O povo de Deus no deserto viviam em uma grande crise. Uns queriam voltar para o Egito, outros questionavam o caminho para a nova terra. Entre eles estavam aqueles e aquelas que optaram em substituir Deus. Construíram o bezerro de ouro. Naquele contexto Moisés foi ao encontro de Deus. E trouxe para o povo em conflito e dividido uma proposta simples e eficaz, que interferiu de forma transformadora no contexto do êxodo do povo e no caminho rumo a nova terra. Os mandamentos de Deus foram proclamados.
Sem grandes projetos humanos que garantam o Caminho, a Verdade e a Vida (João 14.6) o Tema do Ano nos remete aos dez mandamentos. Participar da missão de Deus nas três ordens da vida humana, orientados pelos mandamentos, em comunhão e sob a graça renovadora de Deus.
Honrar e temer a Deus. Dar a Deus o que é de Deus. Não usar Deus para justificar nossos erros e nossos sonhos que atravessam a vida dos outros. Santificar a vida com o descanso e, neste dia, proclamar o evangelho, fortalecer a comunhão uns com os outros e com Deus. Respeitar as pessoas que sempre nos cuidaram. Honrar o nosso pai e a nossa mãe, e ser uma mãe ou um pai que cuida da vida. Não furtar. Ser honesto, cultivar a própria dignidade e a do outro. Amar a vida e não matar. Não adulterar as coisas que Deus criou e fez para o bem e a liberdade. Parar de perseguir e odiar as outras pessoas, de elegê-las como inimigas. Cuidar bem de tudo que veio para você das mãos de Deus, e não cobiçar. Os mandamentos de Deus sinalizam o caminho e promovem parcerias com as ações de paz.
O nosso comportamento, somado a pequenos gestos e ações, escolhas e posicionamentos oriundos do evangelho nos colocam em oposição aos que querem silenciar os cristãos e a Igreja de Jesus Cristo. Novamente estamos em um momento histórico em que as pessoas humanas procuram salvar a si mesmas, legitimando propostas econômicas, políticas e de organização social perigosas.

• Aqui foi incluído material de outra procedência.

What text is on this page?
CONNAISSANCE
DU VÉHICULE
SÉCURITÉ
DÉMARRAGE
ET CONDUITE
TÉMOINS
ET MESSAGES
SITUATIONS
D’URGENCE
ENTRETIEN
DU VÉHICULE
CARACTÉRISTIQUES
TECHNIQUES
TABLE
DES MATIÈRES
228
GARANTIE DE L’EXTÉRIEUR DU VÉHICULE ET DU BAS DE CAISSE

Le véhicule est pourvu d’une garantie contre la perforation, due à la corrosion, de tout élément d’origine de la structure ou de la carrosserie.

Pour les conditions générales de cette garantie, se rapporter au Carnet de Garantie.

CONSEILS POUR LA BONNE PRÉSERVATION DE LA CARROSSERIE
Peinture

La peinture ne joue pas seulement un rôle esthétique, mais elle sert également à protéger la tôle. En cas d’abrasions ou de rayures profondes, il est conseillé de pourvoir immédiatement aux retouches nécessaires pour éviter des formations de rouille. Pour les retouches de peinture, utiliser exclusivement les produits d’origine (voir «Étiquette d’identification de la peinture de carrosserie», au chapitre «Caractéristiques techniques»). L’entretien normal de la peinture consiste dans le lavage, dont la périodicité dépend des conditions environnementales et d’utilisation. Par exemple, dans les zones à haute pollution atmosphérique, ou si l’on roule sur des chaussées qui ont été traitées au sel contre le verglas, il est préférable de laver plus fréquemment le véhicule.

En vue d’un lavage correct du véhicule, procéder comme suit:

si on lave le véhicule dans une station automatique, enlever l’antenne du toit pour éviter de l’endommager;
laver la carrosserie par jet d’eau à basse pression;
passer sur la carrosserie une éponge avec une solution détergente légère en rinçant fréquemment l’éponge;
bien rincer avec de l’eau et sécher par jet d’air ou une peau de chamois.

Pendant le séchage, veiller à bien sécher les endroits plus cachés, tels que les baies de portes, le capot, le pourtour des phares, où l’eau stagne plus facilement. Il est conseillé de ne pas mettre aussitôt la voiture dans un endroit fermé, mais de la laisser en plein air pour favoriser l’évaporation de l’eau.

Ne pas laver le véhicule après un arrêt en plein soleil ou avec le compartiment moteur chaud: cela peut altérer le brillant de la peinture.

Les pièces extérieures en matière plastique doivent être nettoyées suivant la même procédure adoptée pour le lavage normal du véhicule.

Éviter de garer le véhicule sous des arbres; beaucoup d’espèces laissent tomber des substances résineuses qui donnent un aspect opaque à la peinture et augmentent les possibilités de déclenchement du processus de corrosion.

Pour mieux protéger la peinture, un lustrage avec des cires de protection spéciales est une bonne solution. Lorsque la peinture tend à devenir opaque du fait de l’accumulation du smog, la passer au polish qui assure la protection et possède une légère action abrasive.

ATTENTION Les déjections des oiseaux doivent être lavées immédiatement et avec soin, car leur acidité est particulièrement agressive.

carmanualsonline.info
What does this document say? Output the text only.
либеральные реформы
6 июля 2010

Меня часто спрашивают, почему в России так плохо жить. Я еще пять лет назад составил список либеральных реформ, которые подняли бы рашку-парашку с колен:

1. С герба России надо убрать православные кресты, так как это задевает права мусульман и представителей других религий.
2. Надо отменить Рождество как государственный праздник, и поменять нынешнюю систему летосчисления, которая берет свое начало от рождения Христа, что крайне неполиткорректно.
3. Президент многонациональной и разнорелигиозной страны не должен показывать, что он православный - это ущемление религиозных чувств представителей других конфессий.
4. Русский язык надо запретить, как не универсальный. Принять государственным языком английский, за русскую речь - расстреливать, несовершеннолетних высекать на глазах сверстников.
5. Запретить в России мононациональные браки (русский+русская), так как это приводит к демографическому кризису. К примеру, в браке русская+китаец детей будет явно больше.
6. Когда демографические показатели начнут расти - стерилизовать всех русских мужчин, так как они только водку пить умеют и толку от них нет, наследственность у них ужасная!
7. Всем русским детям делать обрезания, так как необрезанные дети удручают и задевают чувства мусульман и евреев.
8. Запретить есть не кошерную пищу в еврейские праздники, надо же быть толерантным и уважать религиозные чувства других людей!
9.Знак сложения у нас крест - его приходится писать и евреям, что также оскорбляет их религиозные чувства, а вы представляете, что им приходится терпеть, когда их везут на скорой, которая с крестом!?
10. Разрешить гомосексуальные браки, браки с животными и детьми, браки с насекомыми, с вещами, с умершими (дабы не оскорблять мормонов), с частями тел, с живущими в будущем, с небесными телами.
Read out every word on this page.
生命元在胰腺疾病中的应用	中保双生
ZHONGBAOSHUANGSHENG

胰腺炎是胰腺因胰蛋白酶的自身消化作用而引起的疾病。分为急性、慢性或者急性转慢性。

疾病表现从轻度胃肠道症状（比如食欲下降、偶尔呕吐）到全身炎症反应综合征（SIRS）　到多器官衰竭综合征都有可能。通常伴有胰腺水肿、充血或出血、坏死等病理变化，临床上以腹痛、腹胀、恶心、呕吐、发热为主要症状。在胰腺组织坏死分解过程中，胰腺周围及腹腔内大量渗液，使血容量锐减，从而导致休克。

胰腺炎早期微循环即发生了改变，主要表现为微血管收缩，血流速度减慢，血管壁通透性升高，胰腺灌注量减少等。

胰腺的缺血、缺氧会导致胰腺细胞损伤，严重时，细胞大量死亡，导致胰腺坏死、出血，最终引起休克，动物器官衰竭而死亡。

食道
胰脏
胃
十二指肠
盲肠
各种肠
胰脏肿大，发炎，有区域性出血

O Tema do Ano nos depara com a presença de Deus nas três ordens da Criação, na economia, na política e na igreja. Desde o batismo somos sacerdotes e sacerdotisas de Deus no mundo, pedras vivas. Nascemos na Criação de Deus, e nela somos resgatados, salvos e transformados em pessoas humanas, preparadas para participar na sagrada missão transformadora de Deus em constante movimento, que escapa do nosso controle e nos alimenta com pequenos pratos do grande banquete que virá (Isaías 25.6-9).